Надо бы мне познакомиться с господином Гамбетта́[118]
. С ним бы я вела себя серьезно… ну почему он в оппозиции! Ах, подумаешь, все равно это был бы могущественный друг… Ах, господи, если бы это было возможно! Бывало, что женщины добивались всего только благодаря своему уму. Значит, я дурочка? Княгиня Трубецкая[119] – дурочка, но она княгиня Трубецкая, а еще говорят, что за неимением ума она обладает даром к интриге, какого хватило бы двум умнейшим женщинам вместе. Гамбетта достался ей в наследство от г-на Тьера. Мне бы страшно хотелось с ним познакомиться, он урод, так что никто ничего не скажет и я не буду чувствовать себя неловко. Подождем его возвращения и попробуем с ним подружиться – хотя бы затем, чтобы досадить Кассаньяку, который не оценил меня; уверяю вас, что в соответствующих кругах я бы чего-нибудь да стоила. Что до любви, то она хороша в шутку, а теперь я серьезна… Может быть, я сама виновата: только и знала при нем, что шутить.<…>
Вчера вечером, убирая дневник на место, открыла шестьдесят вторую тетрадь, прочла несколько страниц и в конце концов наткнулась на письмо Антонелли. Долго мечтала над ним, и улыбалась, и снова мечтала. Легла поздно, но это время не потерянное: такие потерянные для дела минуты невозможно пережить, когда сам того пожелаешь, – они даются только в молодости; нужно не упускать их, ценить и наслаждаться ими, как всем, что посылает нам Бог. Те, кто молод, не умеют ценить свою молодость, ну а я, точно старушка, всему знаю цену и не желаю упустить ни единой радости. <…>
<…>
Кассаньяк женится… Встречаю эту новость ропотом, это вполне естественно, но мне было бы почти все равно, если бы мама так не разъярилась. <…>
С восьми утра до шести вечера, за вычетом полутора часов на обед. Ничего нет лучше постоянной работы.
Но какой ад у нас дома!
К чему сводятся впечатления, мнения, чувства?? Еще несколько дней назад Поль де Кассаньяк был богом, теперь он уже почти и не человек.

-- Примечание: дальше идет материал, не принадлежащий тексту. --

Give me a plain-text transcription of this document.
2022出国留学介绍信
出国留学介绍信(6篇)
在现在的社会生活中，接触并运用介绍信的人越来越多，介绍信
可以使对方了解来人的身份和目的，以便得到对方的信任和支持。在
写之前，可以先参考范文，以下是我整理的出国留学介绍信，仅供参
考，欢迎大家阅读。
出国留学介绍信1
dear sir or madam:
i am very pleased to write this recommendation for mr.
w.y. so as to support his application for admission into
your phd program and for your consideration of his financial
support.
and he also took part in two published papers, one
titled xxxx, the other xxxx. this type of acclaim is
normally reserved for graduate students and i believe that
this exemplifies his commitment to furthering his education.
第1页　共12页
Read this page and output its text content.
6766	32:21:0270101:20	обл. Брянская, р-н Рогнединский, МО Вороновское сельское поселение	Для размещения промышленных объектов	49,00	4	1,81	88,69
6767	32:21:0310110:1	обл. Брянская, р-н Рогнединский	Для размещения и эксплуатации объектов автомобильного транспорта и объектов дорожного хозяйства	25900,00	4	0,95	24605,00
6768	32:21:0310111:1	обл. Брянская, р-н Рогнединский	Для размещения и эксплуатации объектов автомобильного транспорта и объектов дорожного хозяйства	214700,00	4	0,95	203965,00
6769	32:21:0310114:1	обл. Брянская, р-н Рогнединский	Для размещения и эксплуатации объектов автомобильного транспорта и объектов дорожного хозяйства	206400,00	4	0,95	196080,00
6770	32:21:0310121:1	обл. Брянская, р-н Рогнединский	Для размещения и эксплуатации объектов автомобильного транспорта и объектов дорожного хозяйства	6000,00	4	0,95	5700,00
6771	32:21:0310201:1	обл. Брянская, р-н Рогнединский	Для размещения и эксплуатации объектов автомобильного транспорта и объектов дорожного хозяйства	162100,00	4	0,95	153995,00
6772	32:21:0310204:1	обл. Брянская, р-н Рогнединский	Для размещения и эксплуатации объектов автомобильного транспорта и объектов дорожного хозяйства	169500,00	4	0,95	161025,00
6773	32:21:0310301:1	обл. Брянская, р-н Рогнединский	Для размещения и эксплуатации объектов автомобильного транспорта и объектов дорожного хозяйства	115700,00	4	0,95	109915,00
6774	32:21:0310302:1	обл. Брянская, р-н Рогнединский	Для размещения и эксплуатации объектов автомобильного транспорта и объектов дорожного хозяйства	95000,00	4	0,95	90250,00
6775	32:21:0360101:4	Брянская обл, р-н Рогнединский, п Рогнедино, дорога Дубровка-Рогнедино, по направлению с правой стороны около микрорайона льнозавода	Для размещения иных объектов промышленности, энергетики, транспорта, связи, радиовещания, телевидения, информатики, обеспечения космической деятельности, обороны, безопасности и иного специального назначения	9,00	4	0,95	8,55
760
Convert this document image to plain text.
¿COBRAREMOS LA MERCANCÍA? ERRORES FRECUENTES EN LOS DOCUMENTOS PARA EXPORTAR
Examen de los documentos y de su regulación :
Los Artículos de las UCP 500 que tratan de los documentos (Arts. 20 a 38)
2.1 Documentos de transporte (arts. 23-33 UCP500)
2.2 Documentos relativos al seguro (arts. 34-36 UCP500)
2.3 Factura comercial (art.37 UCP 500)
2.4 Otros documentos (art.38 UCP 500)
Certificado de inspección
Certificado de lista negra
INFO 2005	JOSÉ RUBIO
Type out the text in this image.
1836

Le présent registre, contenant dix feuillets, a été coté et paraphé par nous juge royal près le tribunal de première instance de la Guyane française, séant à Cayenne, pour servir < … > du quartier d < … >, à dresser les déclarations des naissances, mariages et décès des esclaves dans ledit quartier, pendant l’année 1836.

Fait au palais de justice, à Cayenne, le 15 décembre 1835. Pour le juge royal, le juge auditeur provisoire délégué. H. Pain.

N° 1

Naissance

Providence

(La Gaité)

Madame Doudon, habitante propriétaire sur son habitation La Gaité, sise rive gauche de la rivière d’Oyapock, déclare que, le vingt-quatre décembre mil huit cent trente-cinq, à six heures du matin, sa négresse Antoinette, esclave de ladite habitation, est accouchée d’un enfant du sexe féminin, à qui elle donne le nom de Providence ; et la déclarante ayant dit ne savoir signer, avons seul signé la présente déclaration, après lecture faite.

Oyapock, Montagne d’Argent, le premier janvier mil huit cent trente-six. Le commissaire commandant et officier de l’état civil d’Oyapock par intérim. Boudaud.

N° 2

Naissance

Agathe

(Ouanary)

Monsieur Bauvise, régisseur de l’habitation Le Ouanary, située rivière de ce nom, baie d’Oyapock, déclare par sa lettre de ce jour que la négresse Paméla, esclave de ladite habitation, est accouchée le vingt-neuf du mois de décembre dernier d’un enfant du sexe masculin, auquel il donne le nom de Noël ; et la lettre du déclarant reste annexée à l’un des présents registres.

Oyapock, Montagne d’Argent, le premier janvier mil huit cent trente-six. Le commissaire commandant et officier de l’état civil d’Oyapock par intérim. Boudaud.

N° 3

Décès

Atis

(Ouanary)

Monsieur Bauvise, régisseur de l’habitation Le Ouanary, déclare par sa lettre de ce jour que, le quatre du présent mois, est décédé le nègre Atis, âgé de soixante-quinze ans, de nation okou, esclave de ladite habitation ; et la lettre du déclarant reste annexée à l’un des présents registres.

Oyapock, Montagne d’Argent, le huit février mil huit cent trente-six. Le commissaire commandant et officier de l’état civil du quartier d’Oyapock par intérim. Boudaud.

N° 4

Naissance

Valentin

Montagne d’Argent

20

Что до всего прочего, то скажу вам, что я, как мне кажется, никогда не влюблюсь по-настоящему. В каждом мужчине, в каждом, я непременно обнаруживаю что-нибудь смешное, и тогда уж пиши пропало. То это странность какая-нибудь, то неуклюжесть, глупость, нудность – но что-нибудь да есть, кончик уха торчит.
– Вам нужен кто-нибудь умнее вас, – говорит Блан.
– Да, конечно.
– Да, но это невозможно.
– Полно вам!
– Вероятно, есть мужчины более серьезные, есть такие, что лучше разбираются в каких-то материях, но таких, чтобы в общем были умнее, остроумнее, хитрее, – ручаюсь вам, шутки в сторону, таких нет. А вы, пока не почувствуете интеллектуального превосходства… и т. д. и т. п.
Правда: пока я не встречу своего повелителя, не поддамся ни на какие чары; страсть выискивать в людях недостатки не позволит мне увлечься никаким Адонисом… Как глупы люди, которые ездят в Булонский лес, – просто не могу понять их пустого, бездумного существования!
<…>
<…>
Я словно боюсь чего-то.
Обожаю простоту во всем – в живописи, в чувствах и т. д. – во всем. Мне самой никогда не давались простые чувства и никогда не будут даваться: они немыслимы там, где есть сомнения и страхи, основанные на предыдущем опыте. Простота чувств возможна, когда люди счастливы, или в деревне, в неведении всего того, что… Характер у меня от природы въедливый, и по причине избытка проницательности, и из-за самолюбия, пристрастия к анализу, тяги к истине, страха избрать ложный путь, потерпеть неудачу.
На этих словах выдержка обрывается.